Impact of BMI Category

BMI Category	Average Charge ($)
Underweight	    8,852.20$
Normal	        10,409.34$
Overweight	    10,987.51$
Obese	        15,552.34$

There is a clear trend of increasing insurance costs with higher BMI. Obese individuals incur significantly higher medical expenses, highlighting the cost implications of obesity-related health risks.

Impact of Smoking Status
Smoking Status	Average Charge ($)

Yes	            32,050.23$
No	            8,434.27$

Smokers are charged nearly four times more on average than non-smokers, emphasizing the strong correlation between smoking and higher healthcare costs.

Impact of Region
Region	        Average Charge ($)

Southwest	    12,346.94$
Southeast	    14,735.41$
Northwest	    12,417.58$
Northeast	    13,406.38$

The Southeast has the highest average charges, possibly due to regional health disparities, lifestyle differences, or access to healthcare services. The Southwest and Northwest show lower average charges.

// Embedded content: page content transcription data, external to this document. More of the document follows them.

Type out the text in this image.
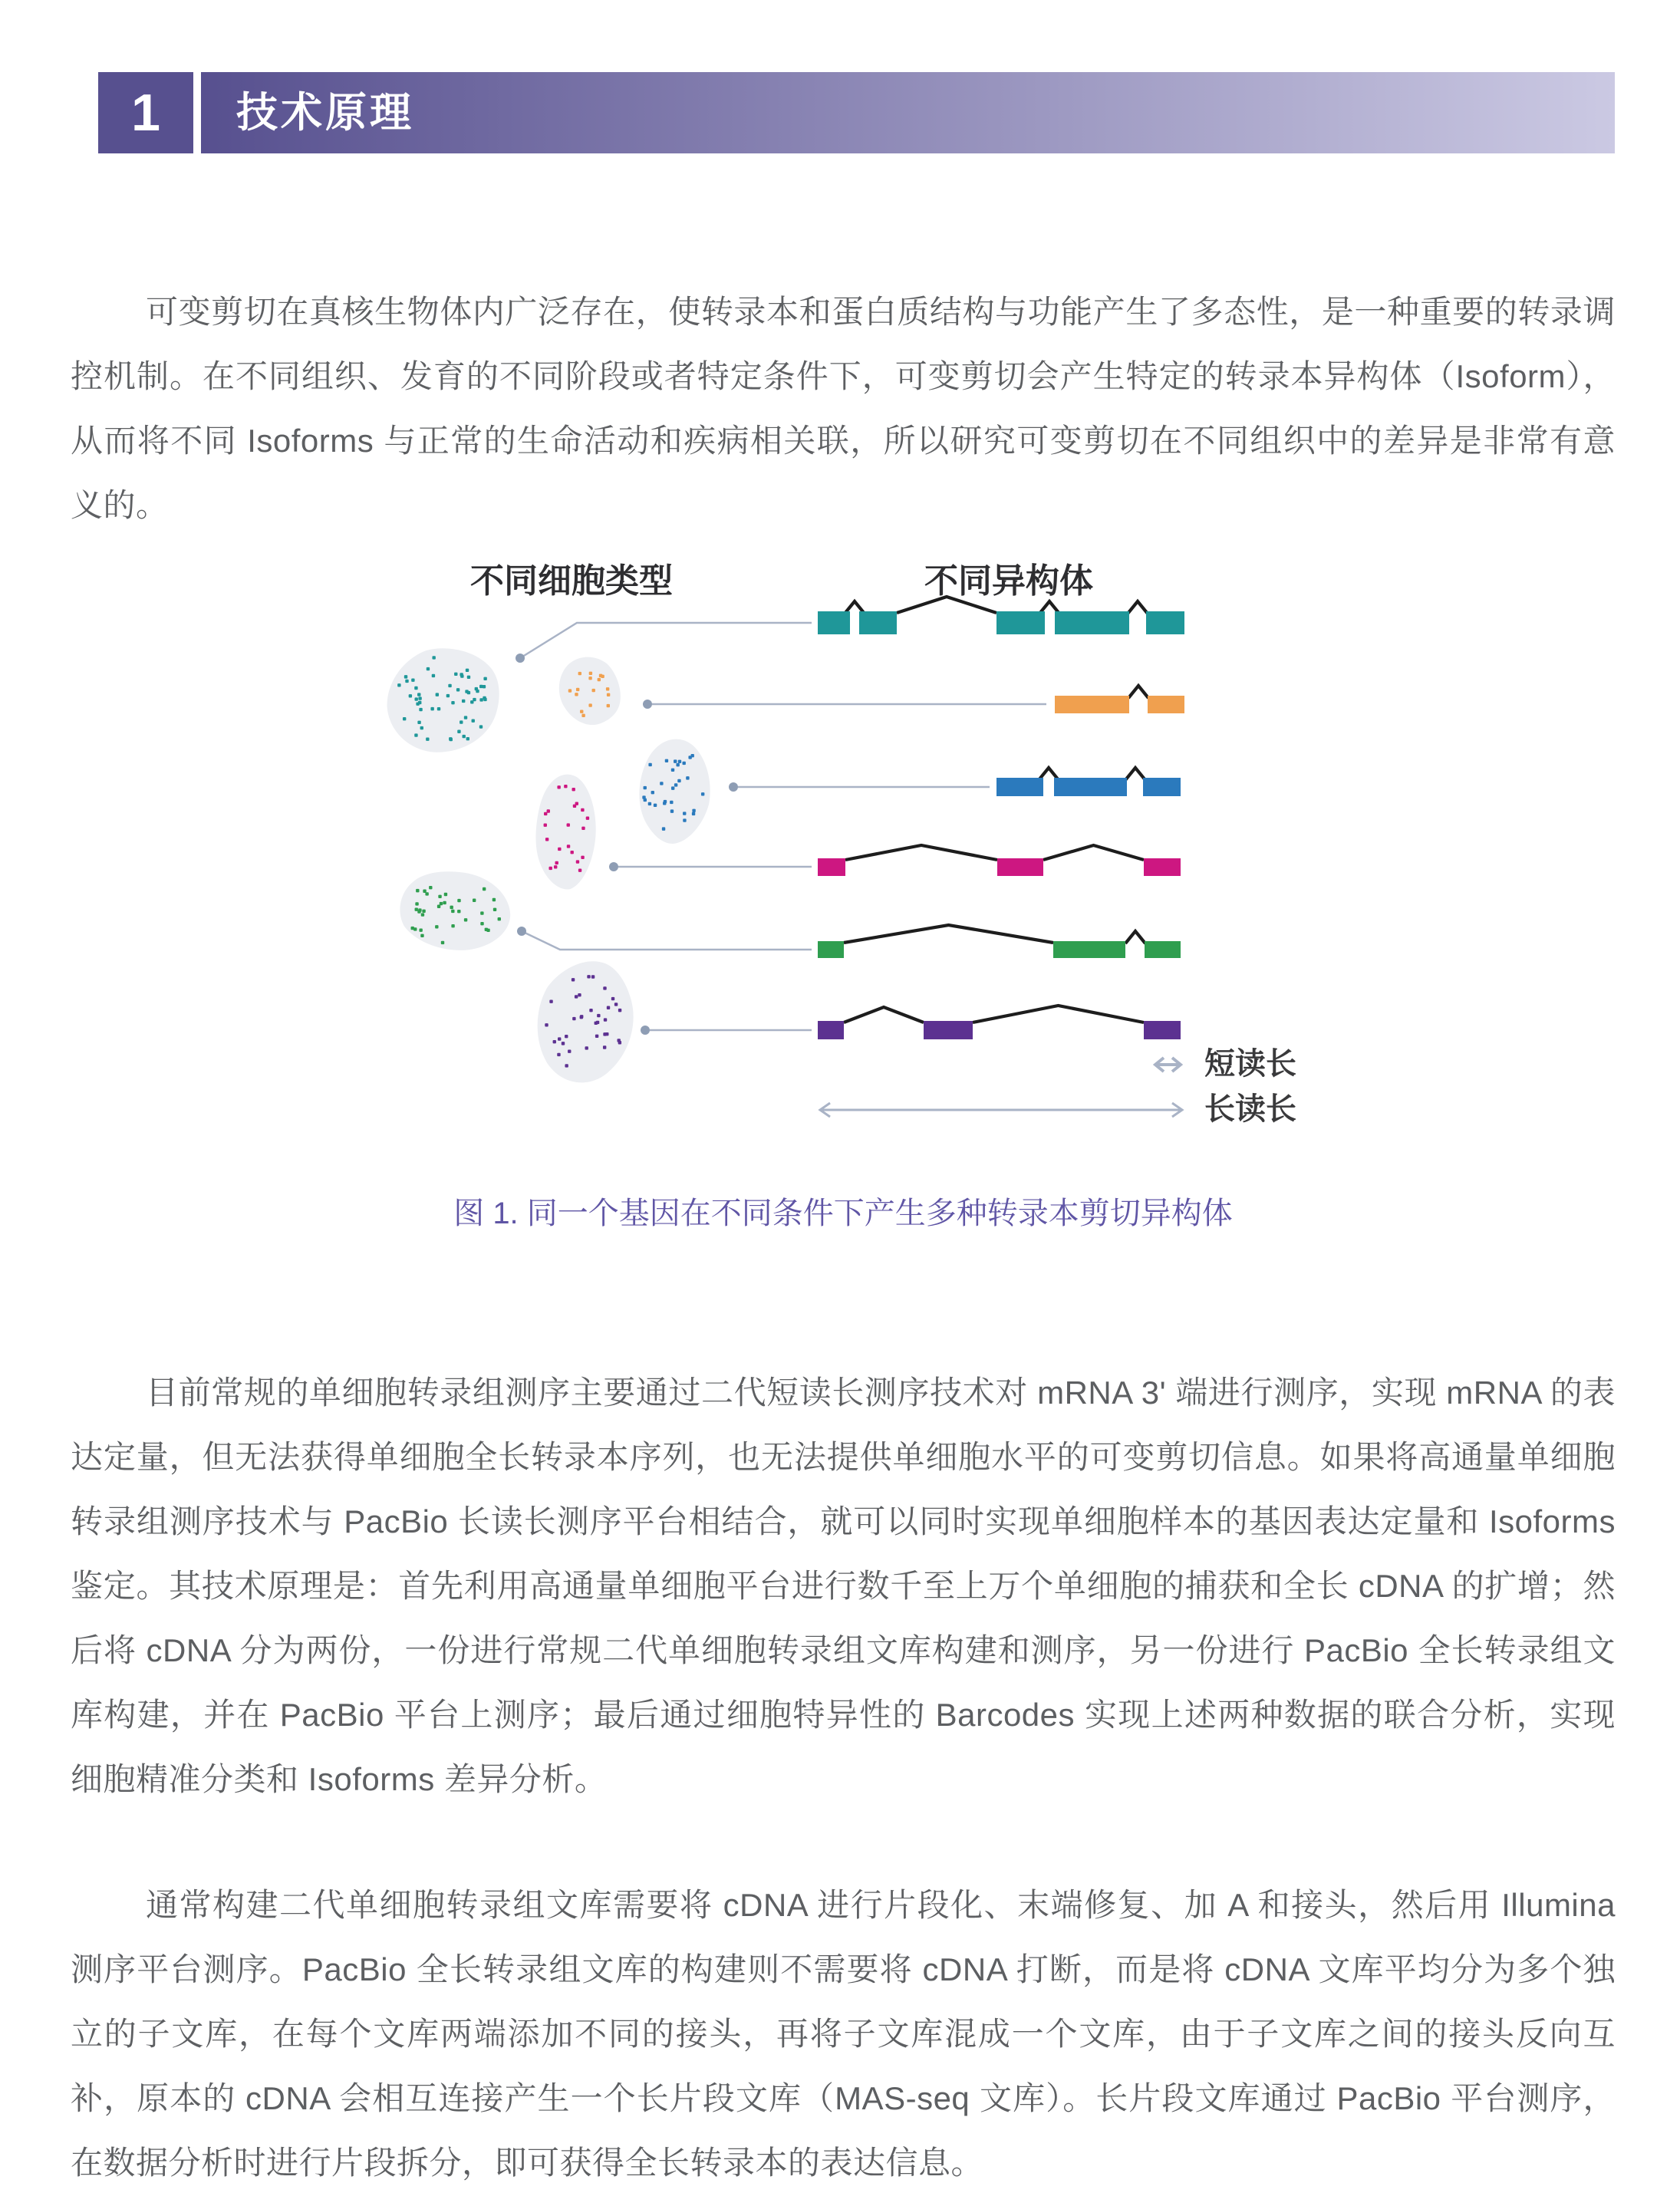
1	技术原理

可变剪切在真核生物体内广泛存在，使转录本和蛋白质结构与功能产生了多态性，是一种重要的转录调控机制。在不同组织、发育的不同阶段或者特定条件下，可变剪切会产生特定的转录本异构体（Isoform），从而将不同 Isoforms 与正常的生命活动和疾病相关联，所以研究可变剪切在不同组织中的差异是非常有意义的。

目前常规的单细胞转录组测序主要通过二代短读长测序技术对 mRNA 3' 端进行测序，实现 mRNA 的表达定量，但无法获得单细胞全长转录本序列，也无法提供单细胞水平的可变剪切信息。如果将高通量单细胞转录组测序技术与 PacBio 长读长测序平台相结合，就可以同时实现单细胞样本的基因表达定量和 Isoforms 鉴定。其技术原理是：首先利用高通量单细胞平台进行数千至上万个单细胞的捕获和全长 cDNA 的扩增；然后将 cDNA 分为两份，一份进行常规二代单细胞转录组文库构建和测序，另一份进行 PacBio 全长转录组文库构建，并在 PacBio 平台上测序；最后通过细胞特异性的 Barcodes 实现上述两种数据的联合分析，实现细胞精准分类和 Isoforms 差异分析。

通常构建二代单细胞转录组文库需要将 cDNA 进行片段化、末端修复、加 A 和接头，然后用 Illumina 测序平台测序。PacBio 全长转录组文库的构建则不需要将 cDNA 打断，而是将 cDNA 文库平均分为多个独立的子文库，在每个文库两端添加不同的接头，再将子文库混成一个文库，由于子文库之间的接头反向互补，原本的 cDNA 会相互连接产生一个长片段文库（MAS-seq 文库）。长片段文库通过 PacBio 平台测序，在数据分析时进行片段拆分，即可获得全长转录本的表达信息。

不同细胞类型	不同异构体
短读长
长读长
图 1. 同一个基因在不同条件下产生多种转录本剪切异构体
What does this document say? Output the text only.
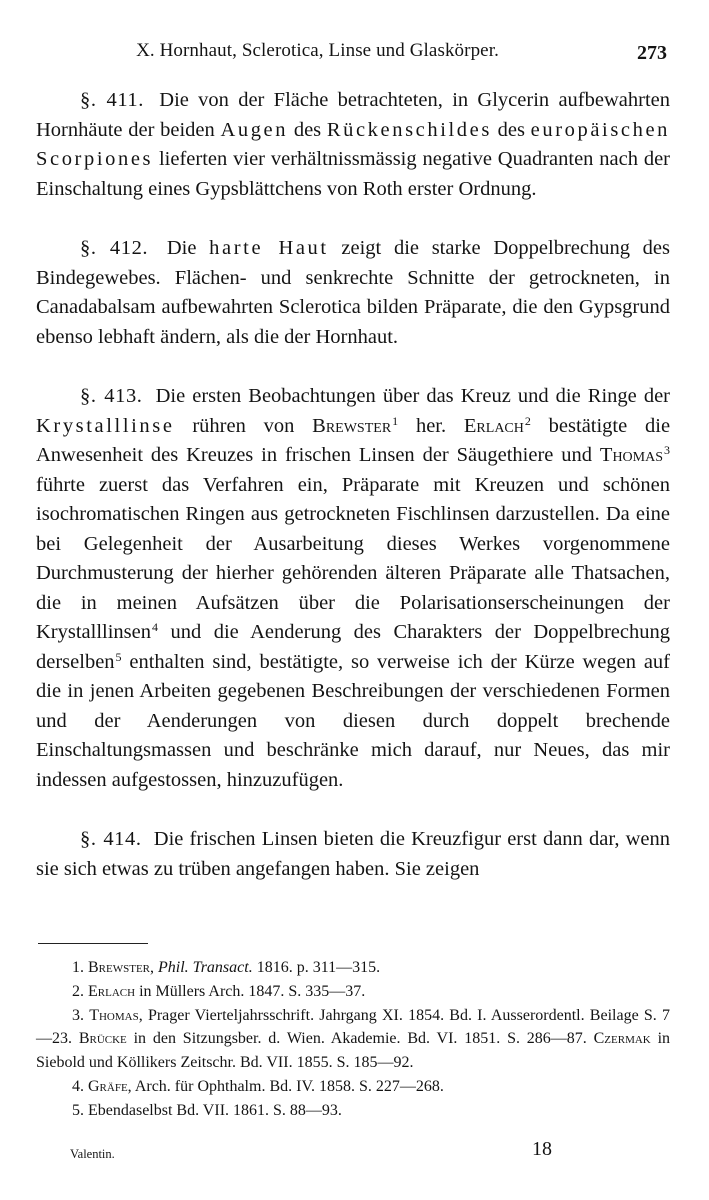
X. Hornhaut, Sclerotica, Linse und Glaskörper.	273

§. 411. Die von der Fläche betrachteten, in Glycerin aufbewahrten Hornhäute der beiden Augen des Rückenschildes des europäischen Scorpiones lieferten vier verhältnissmässig negative Quadranten nach der Einschaltung eines Gypsblättchens von Roth erster Ordnung.

§. 412. Die harte Haut zeigt die starke Doppelbrechung des Bindegewebes. Flächen- und senkrechte Schnitte der getrockneten, in Canadabalsam aufbewahrten Sclerotica bilden Präparate, die den Gypsgrund ebenso lebhaft ändern, als die der Hornhaut.

§. 413. Die ersten Beobachtungen über das Kreuz und die Ringe der Krystalllinse rühren von Brewster$^1$ her. Erlach$^2$ bestätigte die Anwesenheit des Kreuzes in frischen Linsen der Säugethiere und Thomas$^3$ führte zuerst das Verfahren ein, Präparate mit Kreuzen und schönen isochromatischen Ringen aus getrockneten Fischlinsen darzustellen. Da eine bei Gelegenheit der Ausarbeitung dieses Werkes vorgenommene Durchmusterung der hierher gehörenden älteren Präparate alle Thatsachen, die in meinen Aufsätzen über die Polarisationserscheinungen der Krystalllinsen$^4$ und die Aenderung des Charakters der Doppelbrechung derselben$^5$ enthalten sind, bestätigte, so verweise ich der Kürze wegen auf die in jenen Arbeiten gegebenen Beschreibungen der verschiedenen Formen und der Aenderungen von diesen durch doppelt brechende Einschaltungsmassen und beschränke mich darauf, nur Neues, das mir indessen aufgestossen, hinzuzufügen.

§. 414. Die frischen Linsen bieten die Kreuzfigur erst dann dar, wenn sie sich etwas zu trüben angefangen haben. Sie zeigen

1. Brewster, Phil. Transact. 1816. p. 311—315.
2. Erlach in Müllers Arch. 1847. S. 335—37.
3. Thomas, Prager Vierteljahrsschrift. Jahrgang XI. 1854. Bd. I. Ausserordentl. Beilage S. 7—23. Brücke in den Sitzungsber. d. Wien. Akademie. Bd. VI. 1851. S. 286—87. Czermak in Siebold und Köllikers Zeitschr. Bd. VII. 1855. S. 185—92.
4. Gräfe, Arch. für Ophthalm. Bd. IV. 1858. S. 227—268.
5. Ebendaselbst Bd. VII. 1861. S. 88—93.
Valentin.	18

4. Key Insights and Recommendations

Findings
Lifestyle Choices Matter: Smoking and obesity are the most influential factors in raising insurance charges.
Family Size Has a Moderate Effect: More children generally mean higher costs, but the effect plateaus or drops after three children.
Regional Differences Are Noticeable: The Southeast shows higher insurance costs, which may require targeted regional interventions.
Demographics Are Stable: Age and gender distributions are fairly consistent and do not drastically skew the data.

Recommendations
Promote Preventive Health Programs: Encourage smoking cessation and weight management programs to reduce long-term insurance costs.
Tailor Insurance Plans by Risk Factors: Consider personalized premiums based on lifestyle-related risk assessments.
Investigate Regional Healthcare Access: Conduct deeper regional analyses to understand why Southeast costs are higher and address disparities.
Policy Incentives for Healthy Living: Implement premium discounts or benefits for maintaining healthy BMI and non-smoking status.

Future Predictions
If current trends continue, insurance costs will likely keep rising, particularly among smokers and individuals with high BMI.
Insurers and policymakers should prepare for increasing claims by investing in public health campaigns and offering incentives for healthier lifestyles.